No es por restarle emoción e importancia a las elecciones vascas, pero ya se sabía que Imanol Pradales, el pupilo peneuvista, sería el lehendakari. Lo difícil fue quitar del sillón al que estaba, porque Iñigo Urkullu se negaba a renunciar a sucederse a sí mismo, tal como le pedía su partido. Pero, demolida esa resistencia, o había una debacle en las urnas o, con el apoyo de los socialistas, se renovaba la coalición; sacara Bildu lo que sacara. “EH Bildu está subida a la ola pero el PNV es estabilidad y gestión”, insistía en el mitin de cierre de campaña. Y encima, todo ese equilibrismo, según parece, se hará sin afectar a la estabilidad de Pedro Sánchez en Moncloa, que gana oxígeno. Ambos partidos nacionalistas lo apoyan.
Tiempo atrás, lo razonable era lo catalán y el avispero estaba en Euskadi. Pero las tornas han cambiado. Los vascos se avienen ahora a pactos estables, después de superar la negra etapa interminable de dolor y desgracia con el terrorismo etarra que Bildu y su candidato se niegan todavía a condenar. Los que, contra pronóstico, se echaron al monte después, fueron los políticos catalanes. Por allí siguen muchos, después de una “década perdida”, desde que se inició el denominado “procés” hacia la independencia unilateral, tipo Kosovo.
“No se hizo nada para prever la sequía; nada sobre renovables en la producción de energía que ahora tenemos que importar y, además, somos los últimos en resultados en enseñanza, según el Informe Pisa”, machaca el candidato socialista Salvador Illa. Los gobiernos nacionalistas de la Generalitat han sido sólo campeones en propaganda y abriendo embajadas en el extranjero, con costes disparatados. Mientras, faltan recursos para necesidades acuciantes de la población.
Todas la incógnitas están abiertas a menos de veinte días de las elecciones. Illa seguramente las ganará, según todas las encuestas, pero veremos si puede gobernar.
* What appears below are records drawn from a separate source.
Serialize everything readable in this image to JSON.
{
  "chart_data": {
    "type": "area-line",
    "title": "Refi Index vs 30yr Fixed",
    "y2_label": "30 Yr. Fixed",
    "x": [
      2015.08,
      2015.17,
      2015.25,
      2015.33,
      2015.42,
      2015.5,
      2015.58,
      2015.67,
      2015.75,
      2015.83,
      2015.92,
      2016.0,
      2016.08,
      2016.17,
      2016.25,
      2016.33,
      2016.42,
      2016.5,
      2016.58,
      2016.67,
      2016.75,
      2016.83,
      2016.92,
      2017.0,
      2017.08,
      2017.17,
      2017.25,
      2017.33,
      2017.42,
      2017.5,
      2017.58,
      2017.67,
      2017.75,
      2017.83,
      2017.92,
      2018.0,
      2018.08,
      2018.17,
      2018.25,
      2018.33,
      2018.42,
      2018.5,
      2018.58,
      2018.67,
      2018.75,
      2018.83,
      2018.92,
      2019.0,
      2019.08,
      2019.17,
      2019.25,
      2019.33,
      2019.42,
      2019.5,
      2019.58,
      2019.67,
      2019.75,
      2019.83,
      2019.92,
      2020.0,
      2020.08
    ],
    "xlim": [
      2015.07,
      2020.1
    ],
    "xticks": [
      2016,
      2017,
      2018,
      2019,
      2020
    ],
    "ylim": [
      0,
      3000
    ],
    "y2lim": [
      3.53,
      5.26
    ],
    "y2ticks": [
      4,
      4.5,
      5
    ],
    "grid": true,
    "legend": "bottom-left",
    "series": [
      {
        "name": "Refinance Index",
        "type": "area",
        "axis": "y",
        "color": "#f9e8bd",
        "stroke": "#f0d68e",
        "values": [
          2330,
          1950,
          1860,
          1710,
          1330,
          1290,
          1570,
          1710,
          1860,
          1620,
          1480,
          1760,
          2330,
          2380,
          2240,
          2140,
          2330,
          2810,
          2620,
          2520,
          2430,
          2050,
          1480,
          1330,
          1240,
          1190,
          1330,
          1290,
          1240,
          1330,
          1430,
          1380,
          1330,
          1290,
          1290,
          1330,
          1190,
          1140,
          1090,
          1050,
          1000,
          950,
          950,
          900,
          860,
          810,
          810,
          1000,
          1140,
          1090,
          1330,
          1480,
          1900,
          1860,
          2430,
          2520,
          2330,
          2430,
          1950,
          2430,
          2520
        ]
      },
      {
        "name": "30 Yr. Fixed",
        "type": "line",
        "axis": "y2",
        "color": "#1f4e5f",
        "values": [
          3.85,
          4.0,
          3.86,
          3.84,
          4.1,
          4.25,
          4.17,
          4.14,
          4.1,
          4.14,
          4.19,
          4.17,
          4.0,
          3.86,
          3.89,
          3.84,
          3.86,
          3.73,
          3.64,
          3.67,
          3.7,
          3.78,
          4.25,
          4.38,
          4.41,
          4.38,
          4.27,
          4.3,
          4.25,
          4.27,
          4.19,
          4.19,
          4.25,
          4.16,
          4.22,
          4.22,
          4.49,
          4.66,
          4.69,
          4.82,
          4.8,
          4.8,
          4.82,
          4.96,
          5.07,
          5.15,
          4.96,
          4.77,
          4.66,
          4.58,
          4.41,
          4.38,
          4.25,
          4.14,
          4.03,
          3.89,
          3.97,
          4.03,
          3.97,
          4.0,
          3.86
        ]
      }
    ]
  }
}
No es probable, aunque no se descarte, que se pueda renovar una mayoría independentista. Está por ver si Carles Puigdemont supera en votos al actual presidente, el republicano Pere Aragonés. Y a saber si éste, sí no tuviera más remedio, se avendría a apoyar a Illa como Presidente reeditando un tripartito; siempre que los Comunes se abrieran a un pacto como el que en su día se firmó para que gobernaran, primero Pasqual Maragall y, después, José Montilla.
Con el tablero abierto y la estabilidad del Gobierno de Madrid amenazada, Cataluña celebrará el día de Sant Jordi, día de libros -es el aniversario de la muerte de Cervantes, autor de El Quijote de la Mancha- y día de rosas. La España literaria pasará por Barcelona, antigua capital mundial de editoriales en castellano, lengua desconsiderada por los independentistas. Firmas de libros por doquier, aunque no todos los autores serán bienvenidos. En Girona, por ejemplo, no firmará en librerías, aunque su libro esté también allí, Albert Soler, periodista de dieciséis apellidos catalanes, látigo literario del presidente fugado. Su nuevo libro “Puigdemont: el retorno del Vivales”, lo firmará el autor en un bar, el mítico Cuéllar, en un barrio de Girona con población mayoritaria de andaluces y extremeños. Bajo una inmensa bandera de España y otra catalana con la leyenda “España ama a Cataluña”, el ingenio de Soler y de su editor han declarado ese bar como “Zona Franca de Libertad Literaria”. El caso, presentarle batalla a Puigdemont, que ya puso una demanda a Soler por un artículo titulado “un meublé en Waterloo”. Sin desperdicio.